Cuticular membrane: Photomicrograph of cyst wall of the E. granulosus with protoscolices (H&E X 400)

Communicating alveolar hydatid vesicles: Shown is the vesicles with a lamellar outer layer in the necrotic areas (H&E X 100)


Echinococcus granulosus

  • Cyst: The cysts of E. granulosus are unilocular, filled with white fluid, and enlarge at the rate of about 1–5 cm/year. The cyst wall contains three layers.  Its inner or germinal layer has a thickness of 10–25 µm and contains nuclei. Cuticular membrane is followed by laminated membrane, and fibrovascular tissue respectively.
  • Protoscolex: Protoscolices (future heads of the adult tapeworm) develop in the brood capsules. Each protoscolex has a double row of refractile, birefringent, and acid-fast hooklets each 22–40 µm in length, as well as four round suckers.

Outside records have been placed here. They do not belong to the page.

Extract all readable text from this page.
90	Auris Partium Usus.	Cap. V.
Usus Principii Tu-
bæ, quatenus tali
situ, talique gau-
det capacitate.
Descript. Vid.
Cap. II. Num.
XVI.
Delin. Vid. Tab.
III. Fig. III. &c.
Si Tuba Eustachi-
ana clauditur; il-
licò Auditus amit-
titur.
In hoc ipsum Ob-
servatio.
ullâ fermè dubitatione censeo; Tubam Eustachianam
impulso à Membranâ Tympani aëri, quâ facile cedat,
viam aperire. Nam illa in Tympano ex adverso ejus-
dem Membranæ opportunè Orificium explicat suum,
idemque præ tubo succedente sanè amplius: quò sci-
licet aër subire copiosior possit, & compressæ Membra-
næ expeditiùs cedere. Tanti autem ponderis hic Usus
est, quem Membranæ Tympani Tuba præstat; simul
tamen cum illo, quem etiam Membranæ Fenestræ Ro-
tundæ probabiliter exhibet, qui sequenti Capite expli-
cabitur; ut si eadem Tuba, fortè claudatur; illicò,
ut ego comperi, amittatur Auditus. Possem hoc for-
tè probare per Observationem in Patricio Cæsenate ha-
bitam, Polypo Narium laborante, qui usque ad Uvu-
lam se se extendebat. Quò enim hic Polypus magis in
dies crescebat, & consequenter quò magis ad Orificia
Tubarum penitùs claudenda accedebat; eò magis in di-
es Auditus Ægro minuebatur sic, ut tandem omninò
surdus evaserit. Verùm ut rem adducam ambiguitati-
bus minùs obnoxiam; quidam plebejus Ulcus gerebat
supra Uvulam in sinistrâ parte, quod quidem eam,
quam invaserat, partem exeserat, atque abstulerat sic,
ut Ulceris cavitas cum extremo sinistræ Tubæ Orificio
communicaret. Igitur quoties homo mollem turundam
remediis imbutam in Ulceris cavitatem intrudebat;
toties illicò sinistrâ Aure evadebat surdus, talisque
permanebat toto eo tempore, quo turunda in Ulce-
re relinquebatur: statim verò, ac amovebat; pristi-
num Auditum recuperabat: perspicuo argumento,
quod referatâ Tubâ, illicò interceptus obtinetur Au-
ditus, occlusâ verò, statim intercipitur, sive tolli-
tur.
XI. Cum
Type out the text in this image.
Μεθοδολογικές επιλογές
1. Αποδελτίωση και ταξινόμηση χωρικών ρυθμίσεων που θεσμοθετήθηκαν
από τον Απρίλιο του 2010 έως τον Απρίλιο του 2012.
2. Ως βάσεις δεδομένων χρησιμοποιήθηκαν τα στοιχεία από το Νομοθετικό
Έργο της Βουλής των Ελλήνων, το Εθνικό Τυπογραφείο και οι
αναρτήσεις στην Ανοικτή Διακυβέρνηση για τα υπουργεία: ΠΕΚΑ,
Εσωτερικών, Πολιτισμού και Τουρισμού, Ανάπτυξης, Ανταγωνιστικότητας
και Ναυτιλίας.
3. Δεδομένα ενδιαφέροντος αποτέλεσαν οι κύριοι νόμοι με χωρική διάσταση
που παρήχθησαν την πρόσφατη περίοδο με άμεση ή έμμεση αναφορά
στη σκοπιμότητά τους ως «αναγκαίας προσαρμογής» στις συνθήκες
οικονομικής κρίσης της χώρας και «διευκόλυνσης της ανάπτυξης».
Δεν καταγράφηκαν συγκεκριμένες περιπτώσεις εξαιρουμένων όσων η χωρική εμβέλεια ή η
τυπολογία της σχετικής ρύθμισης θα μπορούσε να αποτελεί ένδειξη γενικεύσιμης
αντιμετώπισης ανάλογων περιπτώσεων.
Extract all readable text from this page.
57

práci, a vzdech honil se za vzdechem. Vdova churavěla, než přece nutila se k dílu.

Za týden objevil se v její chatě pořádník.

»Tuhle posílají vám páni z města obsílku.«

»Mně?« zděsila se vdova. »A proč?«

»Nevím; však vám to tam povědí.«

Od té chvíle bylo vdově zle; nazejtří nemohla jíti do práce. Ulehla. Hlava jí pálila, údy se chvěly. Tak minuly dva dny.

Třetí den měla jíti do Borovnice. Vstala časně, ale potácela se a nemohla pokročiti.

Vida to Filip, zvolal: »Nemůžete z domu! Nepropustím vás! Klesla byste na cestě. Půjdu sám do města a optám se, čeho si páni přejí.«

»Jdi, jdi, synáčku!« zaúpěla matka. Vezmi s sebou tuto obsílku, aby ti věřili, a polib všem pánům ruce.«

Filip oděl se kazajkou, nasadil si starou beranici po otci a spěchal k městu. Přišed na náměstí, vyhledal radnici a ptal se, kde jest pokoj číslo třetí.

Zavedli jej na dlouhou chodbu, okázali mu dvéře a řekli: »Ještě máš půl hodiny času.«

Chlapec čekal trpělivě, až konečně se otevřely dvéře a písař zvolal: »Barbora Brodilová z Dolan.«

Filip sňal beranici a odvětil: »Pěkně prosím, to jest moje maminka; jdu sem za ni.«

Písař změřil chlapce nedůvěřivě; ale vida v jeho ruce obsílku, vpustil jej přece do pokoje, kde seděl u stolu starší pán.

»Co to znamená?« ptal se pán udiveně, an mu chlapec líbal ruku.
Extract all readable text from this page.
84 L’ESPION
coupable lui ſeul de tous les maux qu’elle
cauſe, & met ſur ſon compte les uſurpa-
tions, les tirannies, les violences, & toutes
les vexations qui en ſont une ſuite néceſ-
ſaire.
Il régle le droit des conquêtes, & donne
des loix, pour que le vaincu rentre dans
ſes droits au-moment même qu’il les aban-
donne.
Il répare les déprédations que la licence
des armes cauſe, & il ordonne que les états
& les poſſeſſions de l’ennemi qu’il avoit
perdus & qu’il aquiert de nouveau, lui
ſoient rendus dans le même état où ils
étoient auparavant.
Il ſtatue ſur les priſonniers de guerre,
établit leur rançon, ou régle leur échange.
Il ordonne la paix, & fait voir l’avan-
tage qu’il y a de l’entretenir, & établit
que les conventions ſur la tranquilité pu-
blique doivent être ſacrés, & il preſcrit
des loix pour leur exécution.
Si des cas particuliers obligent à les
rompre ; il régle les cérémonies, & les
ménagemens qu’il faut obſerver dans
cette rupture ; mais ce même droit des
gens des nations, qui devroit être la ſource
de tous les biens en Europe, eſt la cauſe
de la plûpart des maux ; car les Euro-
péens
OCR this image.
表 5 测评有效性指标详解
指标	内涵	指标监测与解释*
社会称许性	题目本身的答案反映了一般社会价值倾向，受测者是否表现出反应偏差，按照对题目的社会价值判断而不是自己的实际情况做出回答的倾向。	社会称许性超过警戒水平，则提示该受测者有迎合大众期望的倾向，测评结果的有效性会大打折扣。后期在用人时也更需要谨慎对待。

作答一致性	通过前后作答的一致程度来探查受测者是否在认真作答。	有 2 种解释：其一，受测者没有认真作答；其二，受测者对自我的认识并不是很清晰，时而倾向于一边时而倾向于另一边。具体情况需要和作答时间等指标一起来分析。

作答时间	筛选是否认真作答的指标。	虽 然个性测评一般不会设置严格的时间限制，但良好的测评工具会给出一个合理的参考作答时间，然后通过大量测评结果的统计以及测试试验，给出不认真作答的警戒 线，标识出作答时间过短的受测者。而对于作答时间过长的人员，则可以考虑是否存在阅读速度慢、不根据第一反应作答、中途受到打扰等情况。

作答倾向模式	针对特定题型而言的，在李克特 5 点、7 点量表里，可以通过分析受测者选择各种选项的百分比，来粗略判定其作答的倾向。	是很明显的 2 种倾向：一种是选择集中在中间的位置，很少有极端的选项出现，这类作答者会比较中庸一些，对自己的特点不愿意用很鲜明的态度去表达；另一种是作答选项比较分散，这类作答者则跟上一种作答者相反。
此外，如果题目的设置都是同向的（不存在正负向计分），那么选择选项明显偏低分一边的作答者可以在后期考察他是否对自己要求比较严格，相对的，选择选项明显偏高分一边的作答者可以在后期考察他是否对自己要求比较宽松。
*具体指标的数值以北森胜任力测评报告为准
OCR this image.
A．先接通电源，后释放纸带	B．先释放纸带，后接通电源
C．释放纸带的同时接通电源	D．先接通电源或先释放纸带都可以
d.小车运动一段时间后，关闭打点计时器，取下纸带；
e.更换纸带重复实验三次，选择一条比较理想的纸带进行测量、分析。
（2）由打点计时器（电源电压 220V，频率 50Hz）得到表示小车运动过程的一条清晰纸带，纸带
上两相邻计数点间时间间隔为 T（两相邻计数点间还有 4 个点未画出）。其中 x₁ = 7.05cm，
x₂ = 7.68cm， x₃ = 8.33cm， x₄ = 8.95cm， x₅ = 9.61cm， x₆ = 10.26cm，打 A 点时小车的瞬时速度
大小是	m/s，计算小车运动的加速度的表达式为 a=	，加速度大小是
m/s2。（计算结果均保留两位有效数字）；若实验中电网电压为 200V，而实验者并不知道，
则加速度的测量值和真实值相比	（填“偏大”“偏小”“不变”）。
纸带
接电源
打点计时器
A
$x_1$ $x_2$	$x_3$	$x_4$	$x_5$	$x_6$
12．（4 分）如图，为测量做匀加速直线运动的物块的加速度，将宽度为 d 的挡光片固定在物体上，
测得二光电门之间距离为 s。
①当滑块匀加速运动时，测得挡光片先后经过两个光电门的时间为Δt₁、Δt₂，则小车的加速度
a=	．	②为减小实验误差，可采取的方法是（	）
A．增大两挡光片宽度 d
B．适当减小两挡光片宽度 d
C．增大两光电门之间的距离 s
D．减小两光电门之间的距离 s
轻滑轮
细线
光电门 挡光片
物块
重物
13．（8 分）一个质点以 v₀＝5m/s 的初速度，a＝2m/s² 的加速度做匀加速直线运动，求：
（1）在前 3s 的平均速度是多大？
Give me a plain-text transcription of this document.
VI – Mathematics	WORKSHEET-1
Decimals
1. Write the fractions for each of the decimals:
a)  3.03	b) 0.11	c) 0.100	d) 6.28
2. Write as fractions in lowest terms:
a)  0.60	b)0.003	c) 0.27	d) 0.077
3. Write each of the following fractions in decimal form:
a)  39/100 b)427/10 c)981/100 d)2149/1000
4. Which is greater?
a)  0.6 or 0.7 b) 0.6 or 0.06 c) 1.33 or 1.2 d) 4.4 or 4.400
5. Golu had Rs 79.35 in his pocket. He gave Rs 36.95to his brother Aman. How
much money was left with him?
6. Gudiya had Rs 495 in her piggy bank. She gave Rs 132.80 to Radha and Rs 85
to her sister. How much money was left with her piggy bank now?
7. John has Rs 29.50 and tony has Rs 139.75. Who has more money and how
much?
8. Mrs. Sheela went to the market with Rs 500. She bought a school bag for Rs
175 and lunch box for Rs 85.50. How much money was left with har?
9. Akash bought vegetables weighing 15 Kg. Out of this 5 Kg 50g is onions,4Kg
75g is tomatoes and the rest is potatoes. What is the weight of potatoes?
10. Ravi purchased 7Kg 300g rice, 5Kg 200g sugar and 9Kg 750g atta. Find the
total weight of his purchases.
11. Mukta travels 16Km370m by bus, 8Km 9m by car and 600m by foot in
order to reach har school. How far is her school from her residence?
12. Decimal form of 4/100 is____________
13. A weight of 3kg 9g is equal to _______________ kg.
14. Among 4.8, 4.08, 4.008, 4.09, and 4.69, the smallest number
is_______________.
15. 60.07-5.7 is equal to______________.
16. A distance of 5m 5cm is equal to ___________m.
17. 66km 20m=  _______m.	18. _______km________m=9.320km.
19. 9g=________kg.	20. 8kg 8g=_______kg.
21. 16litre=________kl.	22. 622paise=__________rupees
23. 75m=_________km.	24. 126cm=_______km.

Echinococcus multilocularis

  • Cyst: E. multilocularis produces an alveolar structure composed of numerous irregular cysts, each with a diameter from <1 mm up to 20 mm. At microscopic level, a thin laminated layer is evident.  The germinal layer is frequently absent or attenuated (40).
  • Brood capsule: Brood capsules and protoscolices are seen in <10% of cases.